Hirvonen, L., Petrasek, Z., Beeby, A., & Suhling, K. (2015). Sub-μs time resolution in wide-field time-correlated single photon counting microscopy obtained from the photon event phosphor decay. New Journal of Physics, 17(2): 023032. doi:10.1088/1367-2630/17/2/023032.


Cite as: https://hdl.handle.net/11858/00-001M-0000-0025-76E3-E
Abstract
Fast frame rate complementary metal-oxide-semiconductor cameras in combination with photon counting image intensifiers can be used for microsecond resolution wide-field fluorescence lifetime imaging with single photon sensitivity, but the time resolution is limited by the camera exposure time.
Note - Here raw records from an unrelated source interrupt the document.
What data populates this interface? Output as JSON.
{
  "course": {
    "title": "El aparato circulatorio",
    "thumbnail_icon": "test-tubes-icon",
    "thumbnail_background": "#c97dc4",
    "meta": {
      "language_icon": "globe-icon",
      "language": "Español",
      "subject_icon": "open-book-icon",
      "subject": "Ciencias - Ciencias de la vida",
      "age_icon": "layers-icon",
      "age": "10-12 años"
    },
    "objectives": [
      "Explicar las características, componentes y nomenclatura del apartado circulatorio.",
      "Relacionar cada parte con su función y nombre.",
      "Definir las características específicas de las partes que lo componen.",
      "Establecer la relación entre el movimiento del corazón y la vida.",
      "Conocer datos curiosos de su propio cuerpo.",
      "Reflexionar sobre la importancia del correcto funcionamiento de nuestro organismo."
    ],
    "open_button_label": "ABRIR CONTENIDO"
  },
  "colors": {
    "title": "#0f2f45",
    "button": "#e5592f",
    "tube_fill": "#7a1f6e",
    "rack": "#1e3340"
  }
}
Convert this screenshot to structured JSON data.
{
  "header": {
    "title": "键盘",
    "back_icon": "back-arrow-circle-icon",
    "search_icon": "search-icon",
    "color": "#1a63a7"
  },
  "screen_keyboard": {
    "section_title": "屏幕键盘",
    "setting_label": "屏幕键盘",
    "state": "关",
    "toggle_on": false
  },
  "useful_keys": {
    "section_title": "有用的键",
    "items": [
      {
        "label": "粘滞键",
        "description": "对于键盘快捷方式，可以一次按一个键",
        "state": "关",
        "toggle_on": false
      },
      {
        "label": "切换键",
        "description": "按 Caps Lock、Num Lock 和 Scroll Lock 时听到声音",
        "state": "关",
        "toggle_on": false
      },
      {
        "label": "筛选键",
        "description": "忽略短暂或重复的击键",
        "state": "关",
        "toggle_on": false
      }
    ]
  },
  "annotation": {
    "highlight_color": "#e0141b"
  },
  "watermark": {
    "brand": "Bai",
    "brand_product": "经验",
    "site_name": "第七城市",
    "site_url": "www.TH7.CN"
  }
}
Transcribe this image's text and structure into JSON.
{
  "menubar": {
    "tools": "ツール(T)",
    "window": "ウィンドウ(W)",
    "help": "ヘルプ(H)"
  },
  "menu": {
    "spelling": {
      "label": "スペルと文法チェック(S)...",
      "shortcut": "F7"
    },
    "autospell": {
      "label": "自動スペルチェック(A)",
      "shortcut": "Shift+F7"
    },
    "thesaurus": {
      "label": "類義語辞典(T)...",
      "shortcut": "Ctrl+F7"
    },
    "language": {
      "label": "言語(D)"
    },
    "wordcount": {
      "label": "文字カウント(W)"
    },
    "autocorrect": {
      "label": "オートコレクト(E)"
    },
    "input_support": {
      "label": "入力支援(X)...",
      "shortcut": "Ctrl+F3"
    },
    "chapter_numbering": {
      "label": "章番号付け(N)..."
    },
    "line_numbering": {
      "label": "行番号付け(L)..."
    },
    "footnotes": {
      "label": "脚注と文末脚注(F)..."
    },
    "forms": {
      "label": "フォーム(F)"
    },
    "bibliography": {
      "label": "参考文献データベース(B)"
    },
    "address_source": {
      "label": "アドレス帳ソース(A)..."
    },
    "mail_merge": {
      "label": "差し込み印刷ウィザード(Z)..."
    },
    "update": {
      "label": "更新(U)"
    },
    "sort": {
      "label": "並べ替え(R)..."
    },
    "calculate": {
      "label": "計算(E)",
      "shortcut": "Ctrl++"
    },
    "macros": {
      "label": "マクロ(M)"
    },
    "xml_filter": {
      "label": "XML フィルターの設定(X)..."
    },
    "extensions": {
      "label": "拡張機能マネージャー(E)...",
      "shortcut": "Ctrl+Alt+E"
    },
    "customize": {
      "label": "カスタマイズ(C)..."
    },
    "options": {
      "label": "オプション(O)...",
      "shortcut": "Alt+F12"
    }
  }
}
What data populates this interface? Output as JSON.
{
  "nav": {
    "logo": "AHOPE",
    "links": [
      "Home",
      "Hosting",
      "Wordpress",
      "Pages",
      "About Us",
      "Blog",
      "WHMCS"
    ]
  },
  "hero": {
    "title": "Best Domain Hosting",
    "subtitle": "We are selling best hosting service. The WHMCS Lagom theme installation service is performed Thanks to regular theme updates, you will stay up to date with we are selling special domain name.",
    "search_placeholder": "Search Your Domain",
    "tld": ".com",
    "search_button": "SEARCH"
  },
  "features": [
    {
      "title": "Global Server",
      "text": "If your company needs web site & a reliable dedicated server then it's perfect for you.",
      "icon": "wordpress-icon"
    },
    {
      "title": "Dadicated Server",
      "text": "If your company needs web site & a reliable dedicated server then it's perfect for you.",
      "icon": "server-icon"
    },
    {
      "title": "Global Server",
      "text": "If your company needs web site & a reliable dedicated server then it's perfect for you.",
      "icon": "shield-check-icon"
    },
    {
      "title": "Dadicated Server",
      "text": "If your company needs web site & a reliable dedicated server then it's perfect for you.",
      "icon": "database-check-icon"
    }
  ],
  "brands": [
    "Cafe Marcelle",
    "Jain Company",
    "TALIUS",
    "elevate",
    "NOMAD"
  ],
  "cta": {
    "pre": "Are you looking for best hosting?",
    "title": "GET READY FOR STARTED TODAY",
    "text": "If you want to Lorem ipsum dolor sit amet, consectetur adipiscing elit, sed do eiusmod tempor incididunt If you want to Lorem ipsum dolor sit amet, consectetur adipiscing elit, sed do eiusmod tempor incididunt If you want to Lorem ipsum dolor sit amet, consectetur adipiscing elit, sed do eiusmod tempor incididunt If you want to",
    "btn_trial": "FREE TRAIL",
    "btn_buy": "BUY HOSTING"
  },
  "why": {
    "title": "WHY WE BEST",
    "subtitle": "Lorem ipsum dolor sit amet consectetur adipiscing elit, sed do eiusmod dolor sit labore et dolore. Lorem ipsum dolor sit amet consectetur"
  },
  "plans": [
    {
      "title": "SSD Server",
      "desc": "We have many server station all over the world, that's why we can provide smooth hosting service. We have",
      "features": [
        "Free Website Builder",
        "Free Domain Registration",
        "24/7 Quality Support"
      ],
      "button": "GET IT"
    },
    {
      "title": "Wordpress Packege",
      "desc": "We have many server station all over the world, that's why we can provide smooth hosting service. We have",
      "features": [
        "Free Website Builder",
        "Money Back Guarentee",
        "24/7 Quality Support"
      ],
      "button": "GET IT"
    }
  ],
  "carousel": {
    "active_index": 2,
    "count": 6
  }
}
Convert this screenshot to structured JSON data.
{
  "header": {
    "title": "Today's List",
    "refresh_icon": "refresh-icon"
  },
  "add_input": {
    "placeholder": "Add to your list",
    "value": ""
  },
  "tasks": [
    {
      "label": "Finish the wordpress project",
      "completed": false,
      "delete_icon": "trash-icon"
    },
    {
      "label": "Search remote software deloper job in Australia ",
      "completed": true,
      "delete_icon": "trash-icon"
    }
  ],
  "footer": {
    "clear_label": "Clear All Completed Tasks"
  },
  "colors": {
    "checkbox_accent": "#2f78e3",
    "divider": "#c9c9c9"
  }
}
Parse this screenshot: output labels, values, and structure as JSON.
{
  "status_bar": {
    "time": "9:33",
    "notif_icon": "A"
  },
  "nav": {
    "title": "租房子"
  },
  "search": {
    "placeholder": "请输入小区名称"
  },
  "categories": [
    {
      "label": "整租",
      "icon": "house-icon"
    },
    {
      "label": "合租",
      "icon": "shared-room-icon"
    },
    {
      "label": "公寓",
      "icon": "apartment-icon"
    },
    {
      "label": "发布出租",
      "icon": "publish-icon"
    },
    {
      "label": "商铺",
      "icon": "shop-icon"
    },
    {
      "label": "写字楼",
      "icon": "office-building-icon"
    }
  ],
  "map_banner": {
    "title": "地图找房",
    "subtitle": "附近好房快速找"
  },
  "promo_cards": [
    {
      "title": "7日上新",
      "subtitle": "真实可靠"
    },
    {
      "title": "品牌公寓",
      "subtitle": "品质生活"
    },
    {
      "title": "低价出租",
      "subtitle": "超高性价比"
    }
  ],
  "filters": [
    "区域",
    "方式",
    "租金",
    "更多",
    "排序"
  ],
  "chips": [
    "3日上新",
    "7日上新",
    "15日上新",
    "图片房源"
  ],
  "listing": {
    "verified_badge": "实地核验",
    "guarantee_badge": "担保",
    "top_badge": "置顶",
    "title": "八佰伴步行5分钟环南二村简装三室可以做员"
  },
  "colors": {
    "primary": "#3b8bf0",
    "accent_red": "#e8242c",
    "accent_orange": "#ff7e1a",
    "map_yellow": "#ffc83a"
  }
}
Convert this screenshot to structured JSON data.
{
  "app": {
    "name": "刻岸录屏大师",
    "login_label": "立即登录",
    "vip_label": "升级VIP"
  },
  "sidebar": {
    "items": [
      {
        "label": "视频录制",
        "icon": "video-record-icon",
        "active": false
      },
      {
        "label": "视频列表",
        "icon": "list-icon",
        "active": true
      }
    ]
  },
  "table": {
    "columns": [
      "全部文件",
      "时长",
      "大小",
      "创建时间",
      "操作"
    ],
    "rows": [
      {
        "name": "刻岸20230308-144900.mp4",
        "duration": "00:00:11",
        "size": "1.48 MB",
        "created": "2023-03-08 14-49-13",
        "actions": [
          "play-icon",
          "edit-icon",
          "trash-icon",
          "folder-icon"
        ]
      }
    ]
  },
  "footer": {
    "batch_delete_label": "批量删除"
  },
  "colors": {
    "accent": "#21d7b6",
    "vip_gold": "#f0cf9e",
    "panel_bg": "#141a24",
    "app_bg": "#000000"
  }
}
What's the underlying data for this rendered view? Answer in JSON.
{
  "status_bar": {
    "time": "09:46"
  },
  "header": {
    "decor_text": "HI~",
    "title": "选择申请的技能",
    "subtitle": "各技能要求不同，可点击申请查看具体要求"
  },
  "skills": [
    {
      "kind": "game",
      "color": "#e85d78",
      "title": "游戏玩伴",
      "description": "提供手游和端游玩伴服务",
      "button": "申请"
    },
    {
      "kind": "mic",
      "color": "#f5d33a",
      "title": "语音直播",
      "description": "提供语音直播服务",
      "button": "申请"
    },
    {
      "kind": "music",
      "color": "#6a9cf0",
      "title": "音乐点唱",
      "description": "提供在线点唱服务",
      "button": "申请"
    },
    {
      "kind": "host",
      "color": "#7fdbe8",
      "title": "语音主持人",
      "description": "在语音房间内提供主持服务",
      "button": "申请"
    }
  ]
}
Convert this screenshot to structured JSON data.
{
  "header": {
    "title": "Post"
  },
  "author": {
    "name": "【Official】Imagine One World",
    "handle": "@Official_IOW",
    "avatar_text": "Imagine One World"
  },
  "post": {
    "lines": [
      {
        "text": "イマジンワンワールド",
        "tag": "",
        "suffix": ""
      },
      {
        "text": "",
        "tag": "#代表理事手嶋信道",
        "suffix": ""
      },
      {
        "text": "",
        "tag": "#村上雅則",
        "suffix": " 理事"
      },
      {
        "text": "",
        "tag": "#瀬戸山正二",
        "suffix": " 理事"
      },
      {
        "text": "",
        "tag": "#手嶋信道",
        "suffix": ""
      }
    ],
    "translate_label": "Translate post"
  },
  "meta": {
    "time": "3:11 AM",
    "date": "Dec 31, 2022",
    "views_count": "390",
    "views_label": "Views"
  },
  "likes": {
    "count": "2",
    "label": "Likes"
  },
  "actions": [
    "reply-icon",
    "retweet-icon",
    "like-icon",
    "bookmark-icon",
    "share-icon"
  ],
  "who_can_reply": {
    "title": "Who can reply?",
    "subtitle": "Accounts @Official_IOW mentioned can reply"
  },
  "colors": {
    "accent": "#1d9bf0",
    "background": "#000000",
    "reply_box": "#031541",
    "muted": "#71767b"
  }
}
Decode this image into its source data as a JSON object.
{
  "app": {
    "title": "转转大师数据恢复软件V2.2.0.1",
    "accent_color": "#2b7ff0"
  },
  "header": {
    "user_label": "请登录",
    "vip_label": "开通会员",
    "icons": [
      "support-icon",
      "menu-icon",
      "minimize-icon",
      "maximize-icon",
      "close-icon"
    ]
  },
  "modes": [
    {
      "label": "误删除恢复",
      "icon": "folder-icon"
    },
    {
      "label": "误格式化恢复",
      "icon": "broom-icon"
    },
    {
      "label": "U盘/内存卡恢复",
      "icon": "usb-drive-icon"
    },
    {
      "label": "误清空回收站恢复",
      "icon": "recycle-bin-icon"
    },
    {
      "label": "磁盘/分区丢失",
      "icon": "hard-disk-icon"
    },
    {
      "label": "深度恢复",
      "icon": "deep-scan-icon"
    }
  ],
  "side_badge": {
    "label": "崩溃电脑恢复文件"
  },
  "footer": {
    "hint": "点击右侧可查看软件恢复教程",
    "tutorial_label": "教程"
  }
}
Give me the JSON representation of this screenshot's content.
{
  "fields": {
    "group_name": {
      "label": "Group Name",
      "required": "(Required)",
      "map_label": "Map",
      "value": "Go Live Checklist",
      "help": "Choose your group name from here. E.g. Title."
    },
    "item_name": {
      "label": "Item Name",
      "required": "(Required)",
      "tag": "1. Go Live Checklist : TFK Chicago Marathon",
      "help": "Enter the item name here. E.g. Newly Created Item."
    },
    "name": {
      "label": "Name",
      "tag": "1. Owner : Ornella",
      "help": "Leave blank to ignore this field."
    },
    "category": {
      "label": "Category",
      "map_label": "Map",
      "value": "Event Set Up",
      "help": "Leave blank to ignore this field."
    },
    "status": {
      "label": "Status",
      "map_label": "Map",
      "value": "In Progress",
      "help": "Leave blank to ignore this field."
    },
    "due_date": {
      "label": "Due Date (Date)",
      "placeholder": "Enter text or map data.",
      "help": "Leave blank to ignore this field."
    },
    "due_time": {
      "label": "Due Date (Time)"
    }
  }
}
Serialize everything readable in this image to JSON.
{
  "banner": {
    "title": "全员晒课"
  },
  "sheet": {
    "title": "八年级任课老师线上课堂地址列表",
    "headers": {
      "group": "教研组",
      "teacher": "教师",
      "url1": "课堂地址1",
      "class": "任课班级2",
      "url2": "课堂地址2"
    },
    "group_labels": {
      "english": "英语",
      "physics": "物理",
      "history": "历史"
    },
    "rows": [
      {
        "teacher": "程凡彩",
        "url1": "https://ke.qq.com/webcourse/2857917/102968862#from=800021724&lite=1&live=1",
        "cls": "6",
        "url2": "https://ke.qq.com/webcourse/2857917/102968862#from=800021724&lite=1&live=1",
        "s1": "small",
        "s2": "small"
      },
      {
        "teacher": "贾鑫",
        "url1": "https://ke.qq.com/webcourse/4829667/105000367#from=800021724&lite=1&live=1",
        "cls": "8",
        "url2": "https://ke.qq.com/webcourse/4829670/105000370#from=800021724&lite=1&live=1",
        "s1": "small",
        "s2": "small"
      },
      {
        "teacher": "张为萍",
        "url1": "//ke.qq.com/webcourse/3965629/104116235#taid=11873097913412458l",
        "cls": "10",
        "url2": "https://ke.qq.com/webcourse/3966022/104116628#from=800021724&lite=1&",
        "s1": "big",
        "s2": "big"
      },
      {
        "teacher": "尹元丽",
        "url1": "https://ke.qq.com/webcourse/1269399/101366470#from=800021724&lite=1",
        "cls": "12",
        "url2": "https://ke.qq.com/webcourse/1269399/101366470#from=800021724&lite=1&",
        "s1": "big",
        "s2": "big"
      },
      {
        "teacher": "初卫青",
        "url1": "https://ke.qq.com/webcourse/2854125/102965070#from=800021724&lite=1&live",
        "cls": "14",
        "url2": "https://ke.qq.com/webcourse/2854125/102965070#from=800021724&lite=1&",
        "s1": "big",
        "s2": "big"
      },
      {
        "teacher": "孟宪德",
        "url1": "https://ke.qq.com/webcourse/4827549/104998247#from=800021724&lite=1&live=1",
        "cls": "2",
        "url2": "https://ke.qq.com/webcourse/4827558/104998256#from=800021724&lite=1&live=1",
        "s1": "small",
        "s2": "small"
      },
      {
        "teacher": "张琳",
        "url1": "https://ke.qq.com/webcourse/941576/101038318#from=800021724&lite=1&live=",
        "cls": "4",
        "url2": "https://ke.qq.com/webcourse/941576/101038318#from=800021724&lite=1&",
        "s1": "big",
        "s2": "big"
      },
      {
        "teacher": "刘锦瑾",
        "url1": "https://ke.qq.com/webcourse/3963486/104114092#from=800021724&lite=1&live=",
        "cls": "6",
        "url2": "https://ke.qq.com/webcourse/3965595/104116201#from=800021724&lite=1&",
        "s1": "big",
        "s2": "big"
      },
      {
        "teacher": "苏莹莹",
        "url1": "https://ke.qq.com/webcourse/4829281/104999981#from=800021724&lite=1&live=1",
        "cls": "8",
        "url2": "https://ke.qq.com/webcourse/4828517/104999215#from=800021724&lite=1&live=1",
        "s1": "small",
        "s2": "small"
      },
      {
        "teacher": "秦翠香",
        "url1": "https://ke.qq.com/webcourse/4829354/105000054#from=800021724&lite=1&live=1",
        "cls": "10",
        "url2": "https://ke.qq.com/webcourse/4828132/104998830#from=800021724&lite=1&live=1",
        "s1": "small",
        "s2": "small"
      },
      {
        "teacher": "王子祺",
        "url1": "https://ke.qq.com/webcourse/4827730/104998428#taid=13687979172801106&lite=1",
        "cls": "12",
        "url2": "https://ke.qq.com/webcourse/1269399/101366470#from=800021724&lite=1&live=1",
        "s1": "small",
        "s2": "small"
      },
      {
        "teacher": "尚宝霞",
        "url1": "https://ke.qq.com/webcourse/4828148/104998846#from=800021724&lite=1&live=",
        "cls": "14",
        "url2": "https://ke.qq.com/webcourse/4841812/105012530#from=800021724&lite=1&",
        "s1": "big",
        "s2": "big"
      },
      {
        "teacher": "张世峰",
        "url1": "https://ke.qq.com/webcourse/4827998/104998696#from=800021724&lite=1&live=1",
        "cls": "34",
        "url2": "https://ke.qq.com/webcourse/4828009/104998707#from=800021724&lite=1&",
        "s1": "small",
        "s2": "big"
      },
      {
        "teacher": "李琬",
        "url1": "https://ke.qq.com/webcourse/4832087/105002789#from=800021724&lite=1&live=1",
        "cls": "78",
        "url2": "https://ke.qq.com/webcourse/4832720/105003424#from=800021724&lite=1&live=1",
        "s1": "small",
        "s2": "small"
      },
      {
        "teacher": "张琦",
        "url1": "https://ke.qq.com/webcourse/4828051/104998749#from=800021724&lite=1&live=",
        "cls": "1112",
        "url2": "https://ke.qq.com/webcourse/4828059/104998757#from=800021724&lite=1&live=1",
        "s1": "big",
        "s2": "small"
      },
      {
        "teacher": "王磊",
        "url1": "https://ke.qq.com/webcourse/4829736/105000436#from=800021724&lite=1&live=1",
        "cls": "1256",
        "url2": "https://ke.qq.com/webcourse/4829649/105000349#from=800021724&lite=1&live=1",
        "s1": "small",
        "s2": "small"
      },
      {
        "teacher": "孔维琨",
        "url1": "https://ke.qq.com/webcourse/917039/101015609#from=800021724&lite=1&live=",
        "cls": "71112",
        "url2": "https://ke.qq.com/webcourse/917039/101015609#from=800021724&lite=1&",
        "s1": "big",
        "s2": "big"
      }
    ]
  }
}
We show here how the image intensifier's P20 phosphor afterglow can be exploited for accurate timing of photon arrival well below the camera exposure time. By taking ratios of the intensity of the photon events in two subsequent frames, photon arrival times were determined with 300 ns precision with 18.5 mus frame exposure time (54 kHz camera frame rate). Decays of ruthenium and iridium-containing compounds with around 1 mus lifetimes were mapped with this technique, including in living HeLa cells, using excitation powers below 0.5 muW. Details of the implementation to calculate the arrival time from the photon event intensity ratio are discussed, and we speculate that by using an image intensifier with a faster phosphor decay to match a higher camera frame rate, photon arrival time measurements on the nanosecond time scale could be possible.